Researchers at the Department of Ophthalmology, at the University of Milan, have published the largest molecular study of Italian patients with RP in the literature. The research recruited a total of 591 probands over an 8-year period showing that there were 315 patients with a family history (53.3%) and 276 sporadic cases (46.7%). While the research community knows that there is no definitive treatment available to date, there are huge strides for the development of several gene-targeted treatments. In addition, the collation of data is critical to manage RP assessment, genetic counselling, and building valuable recruitment cohorts in preparation for pending clinical studies.
As of today’s date, inherited retinal degenerations (IRDs) have identified 271 genes causing retinal disease, comprising >12,000 mutations catalogued in the literature. IRDs include Retinitis Pigmentosa (RP), Leber congenital amaurosis (LCA), cone/cone-rod dystrophy (CD/CRD), congenital stationary night blindness (CSNB), and the syndromic ciliopathies of Alström syndrome, Bardet-Biedl syndrome (BBS), Joubert syndrome (JBS) and Usher syndrome (US). RP is genetically heterogeneous and may be transmitted by autosomal dominant (AD), autosomal recessive, (AR), X-linked (XL), di-genic, polygenic and mitochondrial patterns of inheritance. RP has a typical worldwide prevalence of 1/4,000, ranging from 1.7/10,000 to 3.3/10,000 in European studies, while there are higher frequencies of RP in southern and central India, northern China and the United States Navajo Indians. As commented by the researchers in their study, “the clinical implications of achieving molecular confirmation of RP are multi-fold. As phenotypic differentiation with respect to other partially overlapping hereditary retinal dystrophies can be difficult in specific circumstances, molecular testing may help classification and prognosis in cases with known genotype-phenotype correlations. Molecular confirmation of the inheritance pattern is also crucial for appropriate genetic counselling and identification of carrier or pre/oligosymptomatic relatives”.

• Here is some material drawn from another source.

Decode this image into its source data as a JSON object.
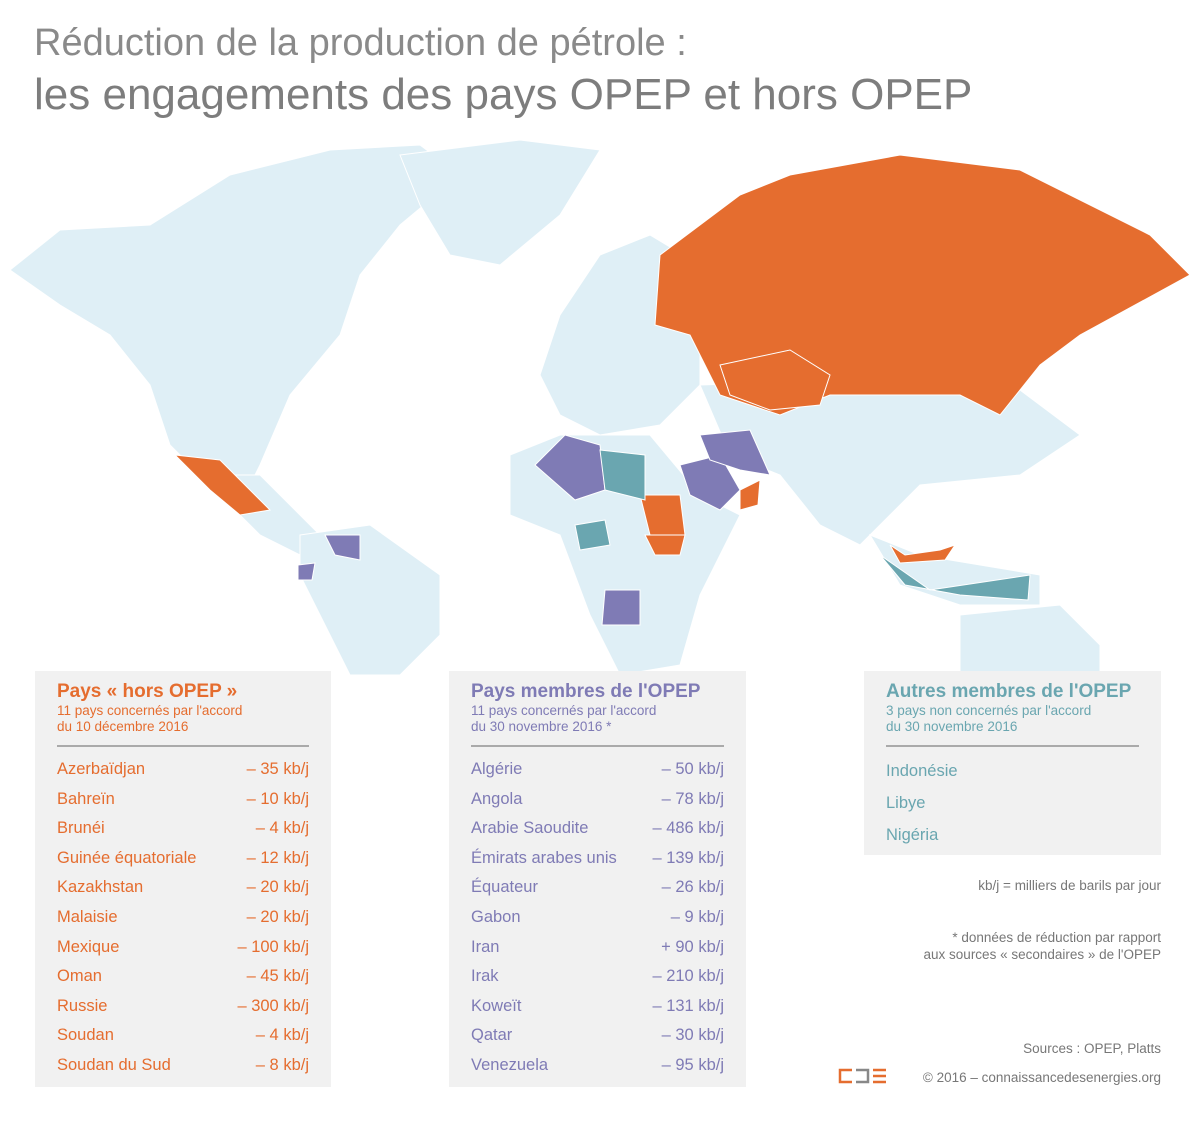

The current research collected both clinical and genetic data from the 591 probands and compared differences between presumed inheritance based on observation, and a diagnostic yield of cases with family history and the prevalence of RP inheritance patterns. The results of the study showed a mean diagnostic yield of molecular testing among patients with a family history of retinal disorders of 55.2%, and sporadic cases among patients of 37.4%. For this Italian cohort, the average age of onset of the different classes of RP were autosomal dominant RP, 19.3 ± 12.6 years; autosomal recessive RP, 23.2 ± 16.6 years; X-linked RP, 13.9 ± 9.9 years and Usher syndrome, 18.9 ± 9.5 years. Slight differences of proportions for the inheritance differences, compared against comparable data in the international literature, are likely due to differences in the context of genetic background, patient selection bias (assessing severe cases), or heterogeneity in clinical information but the overall picture was consistent to other international studies. A summary of the breakdown showed that AD-RP had 10% of the cohort, AR-RP for 16%, XL-RP for 4%, Usher for 7%, and unsolved were reported for 63% of the cases. In conclusion of their study, researchers commented that “it is only a matter of time before new gene therapies become available. Genetically solved patients will have the advantage of being quickly eligible for clinical trials or access to pharmacologic treatment”.